“Futuros também são ancestrais”, costumamos dizer aqui, n´O Futuro das Coisas. Muitos dos saberes ancestrais irão nos conectar novamente com as pessoas, com o coletivo e com nós mesmos.

Mas pensando no agora, no presente, há uma profunda desconexão dessa sabedoria ancestral na nossa sociedade que vive às pressas e nesse mundo tecnológico e, muitas vezes, artificial em que vivemos.

Muito da desconexão vem da nossa própria desconexão com a natureza. A diferença entre nossa sociedade atual e os povos originários das Américas ou da Oceania ou de outro continente, é que eles sabem como lidar com o timing das coisas, sabem quando semear e quando colher. Nós não sabemos mais. Não honramos mais os ciclos, o tempo, nossos rituais e nossas relações.

Hoje, nas empresas, o maior desafio para a liderança não é implementar uma estratégia de transformação digital ou proteger seu modelo de negócio de futuras disrupções, ou mesmo criar a sua própria disrupção. O maior desafio é criar uma cultura e um ambiente de trabalho mais humanizado, mais pertencente e mais conectado.

Não há dúvida de que as máquinas vão continuar a ficar cada vez mais inteligentes, reduzindo tarefas humanas e solucionando problemas altamente complexos. Mas também haverá uma demanda crescente pelas qualidades que nos diferenciam das máquinas, especialmente a comunicação autêntica, a gentileza, a empatia e a capacidade de nos conectarmos.

O que vai impulsionar o sucesso organizacional não será somente a adoção da inteligência artificial, que se tornará uma commodity, mas a capacidade de criar ambientes de trabalho mais humanizados onde as pessoas se sintam valorizadas por quem são e não pelo seu alto desempenho.

É possível tornar nosso ambiente de trabalho – seja presencial ou remoto – mais humanizado, mais pertencente e mais conectado! E penso que os rituais podem ajudar muito.

Rituais foram cruciais para os humanos ao longo da história e ainda desempenham um papel muito importante nas comunidades humanas.
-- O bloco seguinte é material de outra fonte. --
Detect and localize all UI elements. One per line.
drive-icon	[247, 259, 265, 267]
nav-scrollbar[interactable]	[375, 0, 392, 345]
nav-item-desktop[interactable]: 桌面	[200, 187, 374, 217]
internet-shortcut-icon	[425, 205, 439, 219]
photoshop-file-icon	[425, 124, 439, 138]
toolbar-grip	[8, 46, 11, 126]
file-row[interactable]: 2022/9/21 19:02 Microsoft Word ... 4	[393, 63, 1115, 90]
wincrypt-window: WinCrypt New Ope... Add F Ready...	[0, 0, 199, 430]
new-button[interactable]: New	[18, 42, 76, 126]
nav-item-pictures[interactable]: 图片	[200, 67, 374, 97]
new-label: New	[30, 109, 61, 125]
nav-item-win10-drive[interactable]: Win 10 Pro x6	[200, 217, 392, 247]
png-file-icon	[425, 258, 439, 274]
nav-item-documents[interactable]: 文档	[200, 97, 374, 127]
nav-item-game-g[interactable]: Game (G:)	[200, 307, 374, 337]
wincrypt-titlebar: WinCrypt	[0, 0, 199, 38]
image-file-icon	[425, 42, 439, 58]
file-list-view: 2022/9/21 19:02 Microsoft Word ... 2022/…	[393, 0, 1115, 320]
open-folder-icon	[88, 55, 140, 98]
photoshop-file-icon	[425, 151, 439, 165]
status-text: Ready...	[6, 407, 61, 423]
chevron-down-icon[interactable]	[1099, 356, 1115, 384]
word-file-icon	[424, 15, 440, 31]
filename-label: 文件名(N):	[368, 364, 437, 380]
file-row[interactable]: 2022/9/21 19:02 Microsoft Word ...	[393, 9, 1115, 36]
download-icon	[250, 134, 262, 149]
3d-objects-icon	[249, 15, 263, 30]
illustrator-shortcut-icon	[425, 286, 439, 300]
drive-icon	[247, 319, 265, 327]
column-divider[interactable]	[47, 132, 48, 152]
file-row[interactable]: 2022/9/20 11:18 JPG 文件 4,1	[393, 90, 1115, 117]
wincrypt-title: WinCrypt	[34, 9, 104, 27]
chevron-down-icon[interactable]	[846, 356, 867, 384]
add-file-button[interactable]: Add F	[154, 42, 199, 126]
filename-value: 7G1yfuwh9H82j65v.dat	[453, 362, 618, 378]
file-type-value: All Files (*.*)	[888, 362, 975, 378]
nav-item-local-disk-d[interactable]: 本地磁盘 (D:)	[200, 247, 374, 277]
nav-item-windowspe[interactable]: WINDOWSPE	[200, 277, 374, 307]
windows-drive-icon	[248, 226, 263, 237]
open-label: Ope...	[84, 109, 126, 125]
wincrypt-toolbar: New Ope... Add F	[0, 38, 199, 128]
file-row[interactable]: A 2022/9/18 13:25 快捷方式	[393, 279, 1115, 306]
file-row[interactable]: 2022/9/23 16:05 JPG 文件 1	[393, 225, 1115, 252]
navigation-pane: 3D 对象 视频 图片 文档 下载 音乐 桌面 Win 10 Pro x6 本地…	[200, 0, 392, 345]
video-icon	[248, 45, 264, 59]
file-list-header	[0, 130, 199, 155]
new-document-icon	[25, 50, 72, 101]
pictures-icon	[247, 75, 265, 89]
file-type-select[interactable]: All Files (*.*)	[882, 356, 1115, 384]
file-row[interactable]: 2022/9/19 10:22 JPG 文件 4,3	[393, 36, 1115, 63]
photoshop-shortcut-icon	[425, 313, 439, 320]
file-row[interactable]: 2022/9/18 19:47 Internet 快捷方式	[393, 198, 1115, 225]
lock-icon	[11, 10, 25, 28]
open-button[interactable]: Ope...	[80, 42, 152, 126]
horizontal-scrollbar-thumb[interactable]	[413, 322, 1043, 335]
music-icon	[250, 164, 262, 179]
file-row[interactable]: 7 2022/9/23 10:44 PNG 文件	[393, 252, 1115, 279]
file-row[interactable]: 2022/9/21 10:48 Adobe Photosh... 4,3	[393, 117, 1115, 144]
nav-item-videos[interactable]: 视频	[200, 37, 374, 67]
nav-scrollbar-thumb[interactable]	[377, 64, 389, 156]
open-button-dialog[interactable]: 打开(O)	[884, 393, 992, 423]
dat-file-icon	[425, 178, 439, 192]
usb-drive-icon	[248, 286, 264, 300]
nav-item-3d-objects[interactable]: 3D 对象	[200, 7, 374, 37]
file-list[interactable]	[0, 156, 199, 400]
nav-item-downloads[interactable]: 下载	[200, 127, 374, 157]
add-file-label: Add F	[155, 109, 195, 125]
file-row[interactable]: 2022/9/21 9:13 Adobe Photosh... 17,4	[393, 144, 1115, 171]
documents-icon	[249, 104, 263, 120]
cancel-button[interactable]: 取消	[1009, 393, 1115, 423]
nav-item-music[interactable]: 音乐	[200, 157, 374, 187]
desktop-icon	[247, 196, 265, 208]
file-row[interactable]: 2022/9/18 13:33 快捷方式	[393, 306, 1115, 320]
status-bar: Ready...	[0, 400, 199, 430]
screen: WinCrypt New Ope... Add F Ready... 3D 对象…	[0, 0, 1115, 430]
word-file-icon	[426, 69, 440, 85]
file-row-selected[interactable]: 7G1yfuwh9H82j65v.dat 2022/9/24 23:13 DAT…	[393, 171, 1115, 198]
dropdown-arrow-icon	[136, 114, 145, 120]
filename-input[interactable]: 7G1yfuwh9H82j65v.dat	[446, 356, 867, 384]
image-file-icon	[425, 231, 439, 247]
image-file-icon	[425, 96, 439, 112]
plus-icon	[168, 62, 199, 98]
Eles ajudam a reduzir ansiedades individuais e coletivas, especialmente quando nós mesmos, nossa família ou toda a comunidade enfrenta momentos de incerteza ou crise.

Uma pesquisa mostrou que, quando oramos ou cantamos juntos, nos sentimos conectados e apoiados e nossa ansiedade é reduzida. Isso explica por que os parisienses cantaram unidos enquanto assistiam à sua amada Notre-Dame sucumbia ao fogo em 2019.

Multidão cantava ´Ave Maria´ nas ruas de Paris e pessoas se ajoelhavam na calçada enquanto rezavam do lado de fora da Catedral de Notre-Dame incendiar-se. (Crédito: ERIC FEFERBERG/AFP/Getty Images)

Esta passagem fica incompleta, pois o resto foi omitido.